If you’re a patient, here’s what helps:

  • Call ahead to your pharmacy before picking up prescriptions-especially for chronic meds like thyroid pills or ADHD drugs.
  • Ask your doctor if there’s a therapeutically equivalent alternative. Don’t assume all versions are the same.
  • Keep a list of your medications and dosages. If you need to switch brands or forms, having this info helps your pharmacist.
  • Use the ASHP Drug Shortages Database (or ask your pharmacist for it) to check current status.

There’s no easy fix. But awareness helps. When patients speak up, when pharmacists report delays, when doctors push back on substitutions-it adds pressure. And pressure, eventually, leads to change.

Which medications are currently in the most critical shortage?

The most critical shortages involve sterile injectables like 5% and 50% Dextrose, saline solutions, cisplatin (a key chemotherapy drug), vancomycin (an essential antibiotic), and levothyroxine (used for thyroid conditions). These are not optional-they’re life-sustaining. Hospitals have begun rationing cisplatin and delaying non-emergency IV fluid use. Dextrose shortages affect everything from emergency glucose treatment to delivering other IV medications.

Why are generic drugs more likely to be in shortage than brand-name drugs?

Generic drugs make up 90% of prescriptions but only 20% of pharmaceutical revenue.

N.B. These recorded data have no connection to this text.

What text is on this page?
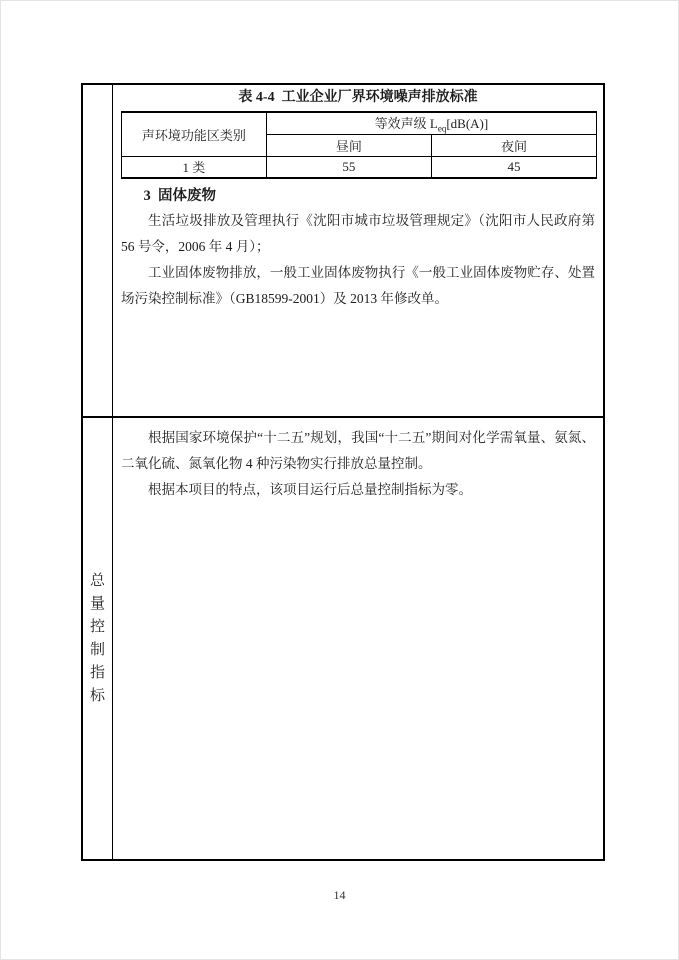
表 4-4  工业企业厂界环境噪声排放标准
声环境功能区类别	等效声级 $L_{eq}[dB(A)]$	
	昼间	夜间
1 类	55	45
3  固体废物

生活垃圾排放及管理执行《沈阳市城市垃圾管理规定》（沈阳市人民政府第 56 号令，2006 年 4 月）；

工业固体废物排放，一般工业固体废物执行《一般工业固体废物贮存、处置场污染控制标准》（GB18599-2001）及 2013 年修改单。

总量控制指标

根据国家环境保护“十二五”规划，我国“十二五”期间对化学需氧量、氨氮、二氧化硫、氮氧化物 4 种污染物实行排放总量控制。

根据本项目的特点，该项目运行后总量控制指标为零。

14
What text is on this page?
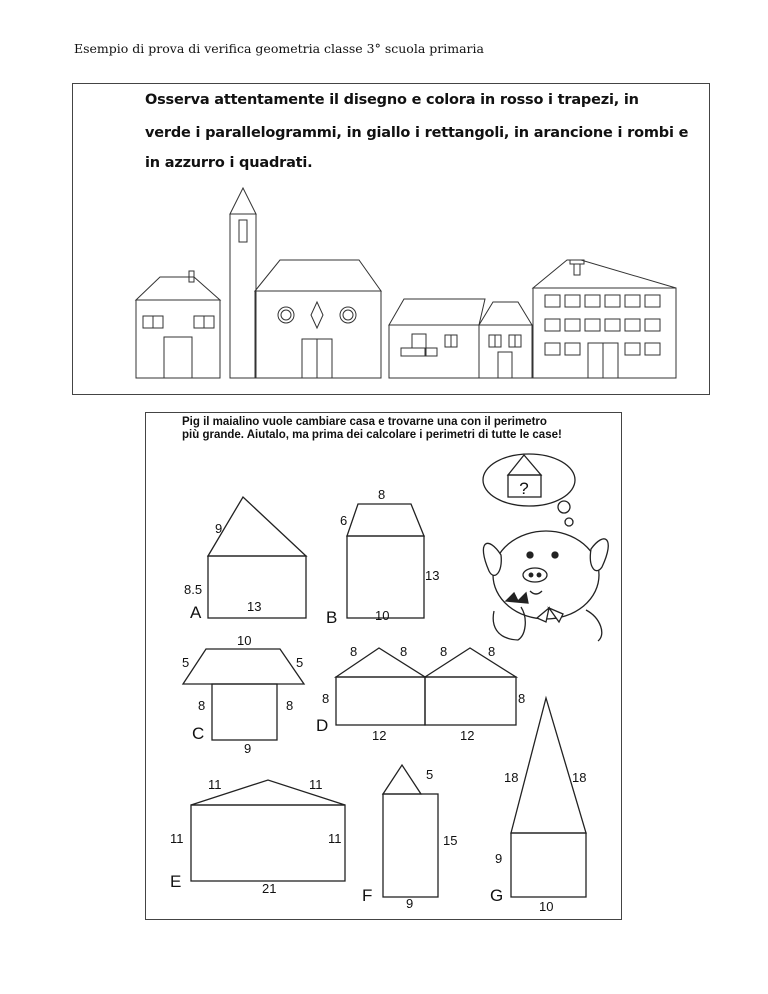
Esempio di prova di verifica geometria classe 3° scuola primaria
Osserva attentamente il disegno e colora in rosso i trapezi, in
verde i parallelogrammi, in giallo i rettangoli, in arancione i rombi e
in azzurro i quadrati.
Pig il maialino vuole cambiare casa e trovarne una con il perimetro
più grande. Aiutalo, ma prima dei calcolare i perimetri di tutte le case!
?
9
8.5
13
A
8
6
13
10
B
10
5	5
8	8
9
C
8	8	8	8
8	8
12	12
D
11	11
11	11
21
E
5
15
9
F
18	18
9
10
G
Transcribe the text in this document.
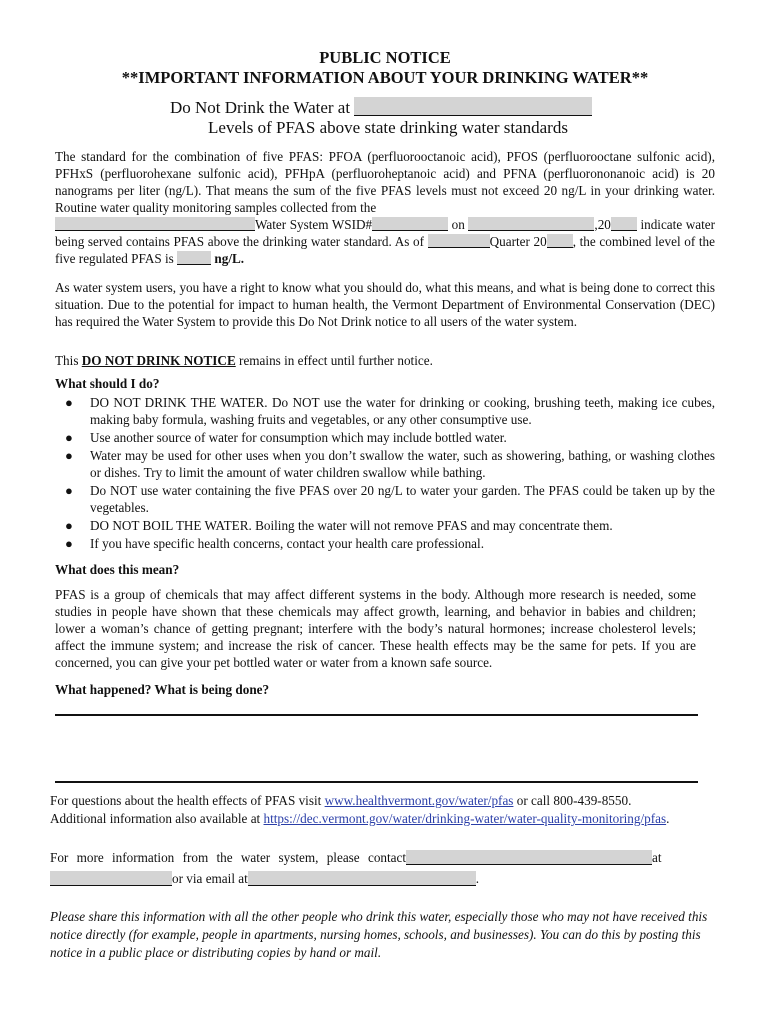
PUBLIC NOTICE
**IMPORTANT INFORMATION ABOUT YOUR DRINKING WATER**
Do Not Drink the Water at
Levels of PFAS above state drinking water standards
The standard for the combination of five PFAS: PFOA (perfluorooctanoic acid), PFOS (perfluorooctane sulfonic acid), PFHxS (perfluorohexane sulfonic acid), PFHpA (perfluoroheptanoic acid) and PFNA (perfluorononanoic acid) is 20 nanograms per liter (ng/L). That means the sum of the five PFAS levels must not exceed 20 ng/L in your drinking water. Routine water quality monitoring samples collected from the
Water System WSID#	on	,20 indicate water being served contains PFAS above the drinking water standard. As of	Quarter 20 , the combined level of the five regulated PFAS is	ng/L.
As water system users, you have a right to know what you should do, what this means, and what is being done to correct this situation. Due to the potential for impact to human health, the Vermont Department of Environmental Conservation (DEC) has required the Water System to provide this Do Not Drink notice to all users of the water system.
This DO NOT DRINK NOTICE remains in effect until further notice.
What should I do?
● DO NOT DRINK THE WATER. Do NOT use the water for drinking or cooking, brushing teeth, making ice cubes, making baby formula, washing fruits and vegetables, or any other consumptive use.
● Use another source of water for consumption which may include bottled water.
● Water may be used for other uses when you don’t swallow the water, such as showering, bathing, or washing clothes or dishes. Try to limit the amount of water children swallow while bathing.
● Do NOT use water containing the five PFAS over 20 ng/L to water your garden. The PFAS could be taken up by the vegetables.
● DO NOT BOIL THE WATER. Boiling the water will not remove PFAS and may concentrate them.
● If you have specific health concerns, contact your health care professional.
What does this mean?
PFAS is a group of chemicals that may affect different systems in the body. Although more research is needed, some studies in people have shown that these chemicals may affect growth, learning, and behavior in babies and children; lower a woman’s chance of getting pregnant; interfere with the body’s natural hormones; increase cholesterol levels; affect the immune system; and increase the risk of cancer. These health effects may be the same for pets. If you are concerned, you can give your pet bottled water or water from a known safe source.
What happened? What is being done?
For questions about the health effects of PFAS visit www.healthvermont.gov/water/pfas or call 800-439-8550.
Additional information also available at https://dec.vermont.gov/water/drinking-water/water-quality-monitoring/pfas.
For more information from the water system, please contact	at
or via email at	.
Please share this information with all the other people who drink this water, especially those who may not have received this notice directly (for example, people in apartments, nursing homes, schools, and businesses). You can do this by posting this notice in a public place or distributing copies by hand or mail.
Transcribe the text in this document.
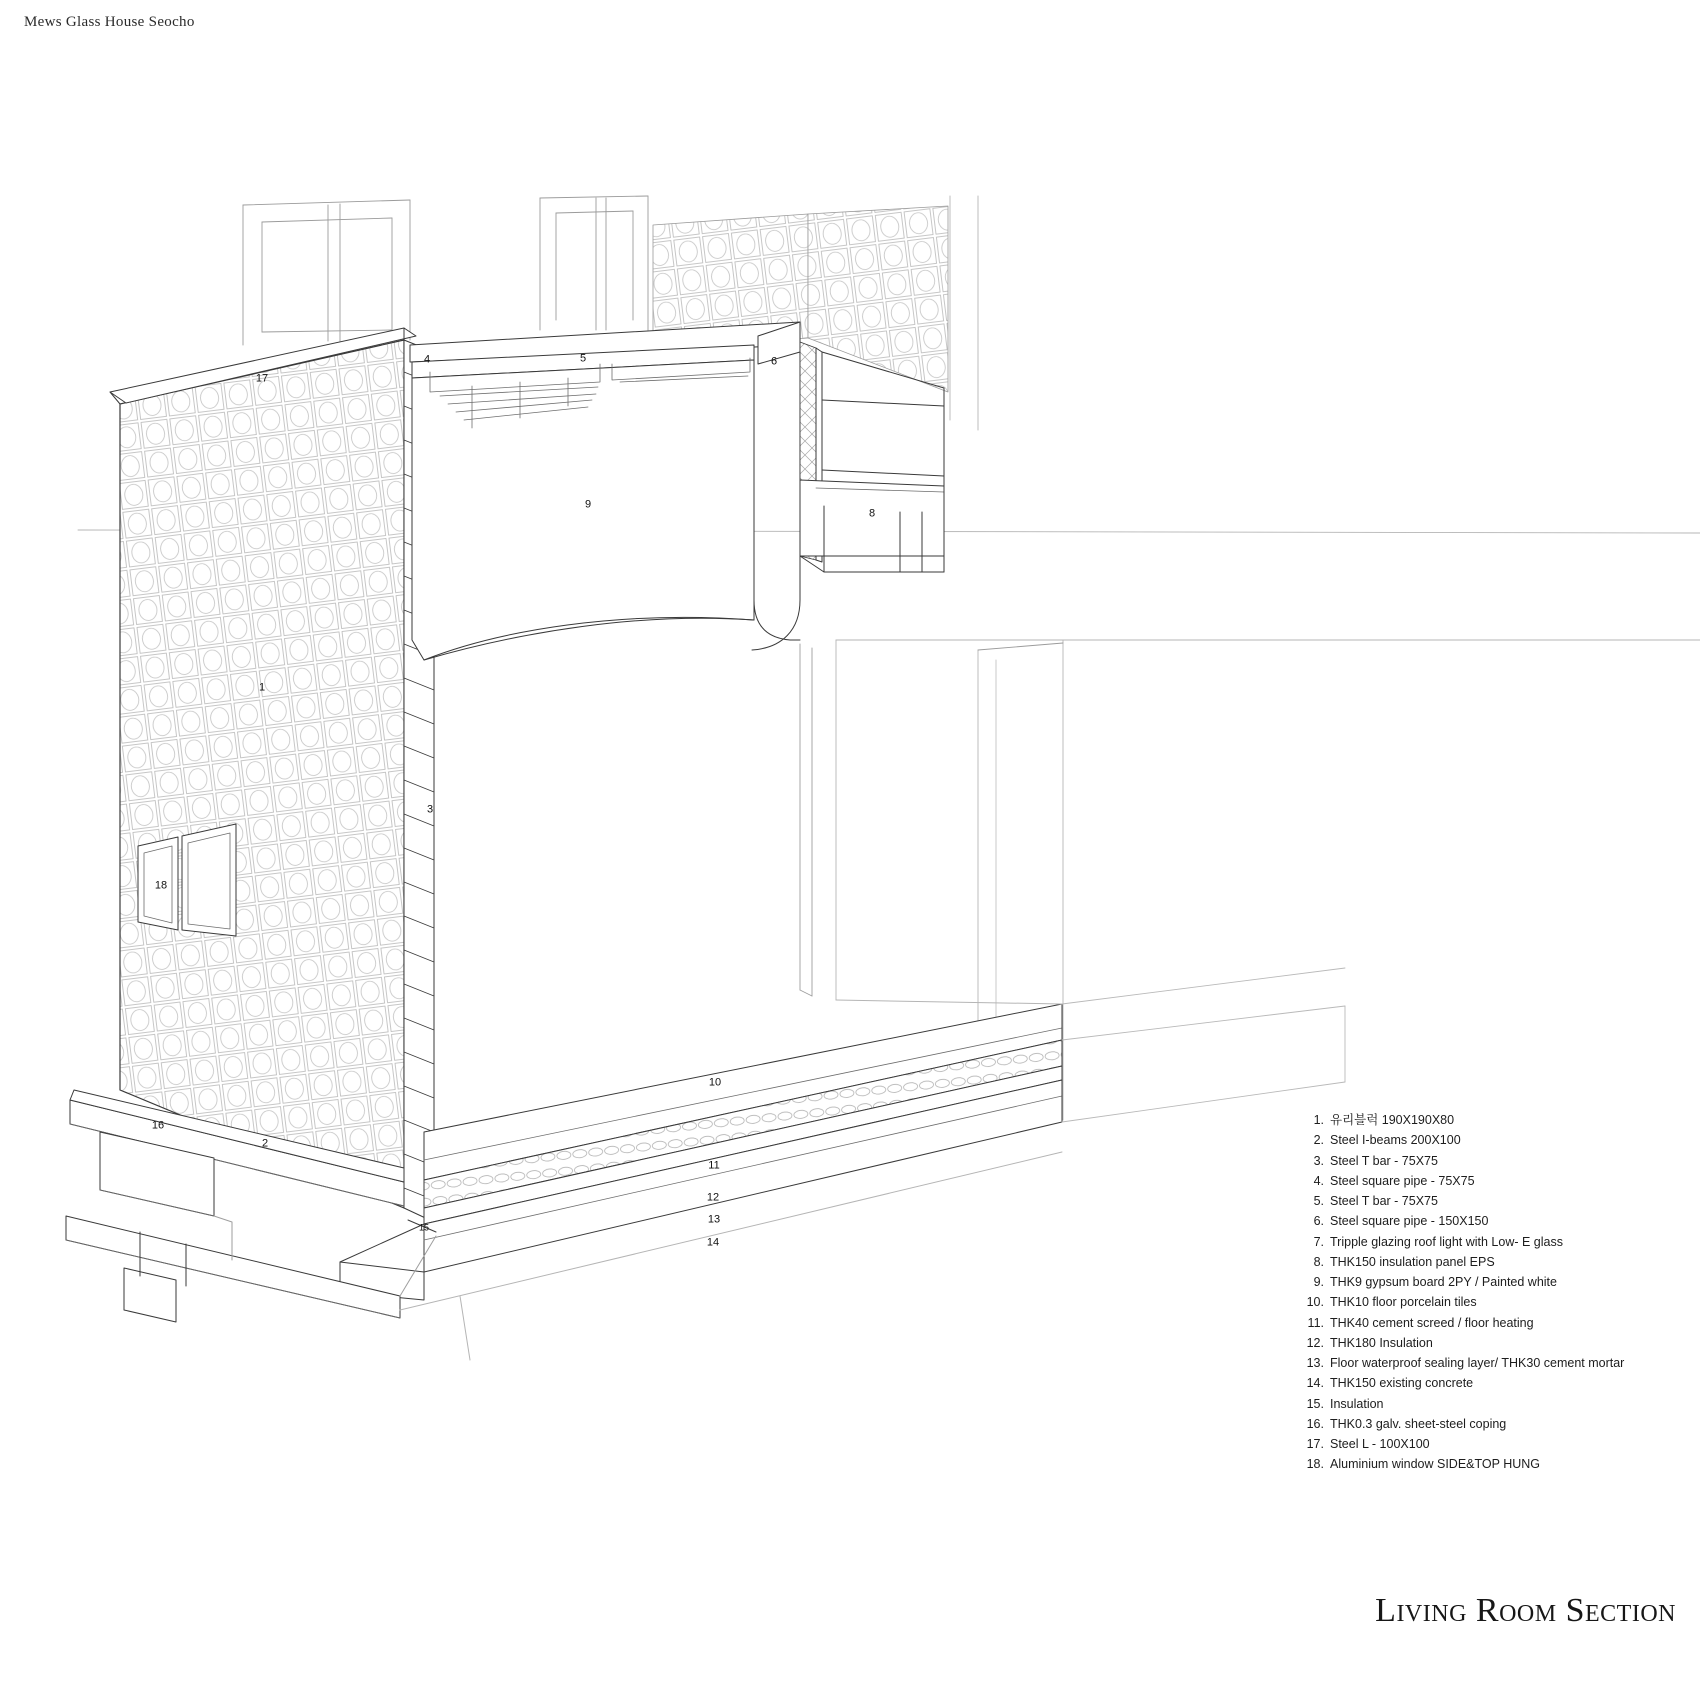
Mews Glass House Seocho
17
4	5	6
9
8
1
3
18
10
16
2
11
12
13
15
14
1. 유리블럭 190X190X80
2. Steel I-beams 200X100
3. Steel T bar - 75X75
4. Steel square pipe - 75X75
5. Steel T bar - 75X75
6. Steel square pipe - 150X150
7. Tripple glazing roof light with Low- E glass
8. THK150 insulation panel EPS
9. THK9 gypsum board 2PY / Painted white
10. THK10 floor porcelain tiles
11. THK40 cement screed / floor heating
12. THK180 Insulation
13. Floor waterproof sealing layer/ THK30 cement mortar
14. THK150 existing concrete
15. Insulation
16. THK0.3 galv. sheet-steel coping
17. Steel L - 100X100
18. Aluminium window SIDE&TOP HUNG
Living Room Section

Manufacturers earn just 5-8% profit on them, compared to 30-40% for brand-name drugs. When production costs rise or a factory has quality issues, companies often stop making generics because it’s not worth the financial risk. Brand-name drugs have higher margins, more domestic production, and stronger supply chains, so they’re less likely to disappear.

Can I get my medication from another country if it’s unavailable in the U.S.?

Legally, importing medications from other countries is restricted under U.S. law, with very few exceptions. However, some states like Hawaii have started allowing Medicaid to cover FDA-approved versions of drugs from Canada or the EU during shortages. These are pilot programs and not widely available. Most patients cannot legally order drugs from overseas pharmacies without risking safety and legal consequences.

How do drug shortages affect cancer treatment?

Cancer treatment is one of the hardest-hit areas. Drugs like cisplatin, doxorubicin, and etoposide are essential for treating testicular, ovarian, lung, and lymphoma cancers. When these are in shortage, hospitals must ration them based on survival likelihood. Patients may wait weeks for treatment, receive lower doses, or be switched to less effective alternatives. A 2024 survey found that 31% of cancer patients experienced treatment delays due to shortages, with an average delay of nearly 15 days per interruption.

Are there any signs that the shortage situation is improving?

There’s been modest progress. In the first quarter of 2025, 63 shortages were resolved, mostly in antimicrobial drugs. The FDA’s early intervention efforts have improved resolution times by 15% compared to 2023. But new shortages keep emerging-especially in hormonal agents and CNS drugs like ADHD medications. The underlying causes-overseas manufacturing, low margins, and lack of stockpiling-haven’t changed. So while some drugs are back in stock, the overall trend remains unstable.